Quando teve coragem e voltou a olhar, não estava perante monstro algum, mas sim um homem. Um homem de vestes escuras, alto e cujo rosto era imperceptível. As nuvens cinzentas carregadas de água pareciam ter coberto todo o céu impedindo qualquer raio de sol penetrar.
Por isso, quando o homem pegou em Jack pelo pescoço e o elevou no ar, Silvia não conseguiu ver os seus baços olhos vermelhos e dentes afiados como agulhas aparecerem. Ouvindo apenas o seu coração, que batia nos seus ouvidos como um tambor, Silvia também não conseguiu perceber o que o homem de negro dizia ao outro.

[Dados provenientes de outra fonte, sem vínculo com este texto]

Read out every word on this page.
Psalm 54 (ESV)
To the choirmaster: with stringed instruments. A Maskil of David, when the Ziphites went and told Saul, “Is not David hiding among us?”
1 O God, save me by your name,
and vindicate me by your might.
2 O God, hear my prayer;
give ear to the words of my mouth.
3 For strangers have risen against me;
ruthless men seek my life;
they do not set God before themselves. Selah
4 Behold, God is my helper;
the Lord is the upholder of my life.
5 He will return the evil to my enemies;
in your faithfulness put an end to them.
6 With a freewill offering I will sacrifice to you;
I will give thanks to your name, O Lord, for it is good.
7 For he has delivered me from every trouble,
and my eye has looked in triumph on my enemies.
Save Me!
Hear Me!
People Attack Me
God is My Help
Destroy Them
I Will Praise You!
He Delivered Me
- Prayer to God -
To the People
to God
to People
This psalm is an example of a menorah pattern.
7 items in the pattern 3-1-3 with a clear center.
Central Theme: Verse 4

"Tentavas sufocá-la?" perguntava ele calmamente com um pesado sotaque de Leste.
Não esperou resposta e continuou com um tom baixo e perigoso "Que faço contigo agora? Já sei. Que tal fazer-te o que tencionavas fazer-lhe a ela?"
O medo de Jack atingiu um novo patamar ao ouvir esta sugestão, mas pela sua garganta já não havia espaço para deixar escapar qualquer som, quanto mais um pedido de misericórdia.
Propositadamente de costas viradas para Silvia, o homem fez crescer as suas unhas, transformando-as em pontiagudas garras e enterrou-as no pescoço de Jack lentamente. Este, já sem ar, sucumbiu ao sufoco e dor.
Ia já morto quando o homem de negro o atirou borda fora.

Silvia deu um pequeno grito e enterrou a cabeça no regaço. Não queria ver mais nada. Por momentos pensou que o seu coração fosse parar com tanto medo e agonia.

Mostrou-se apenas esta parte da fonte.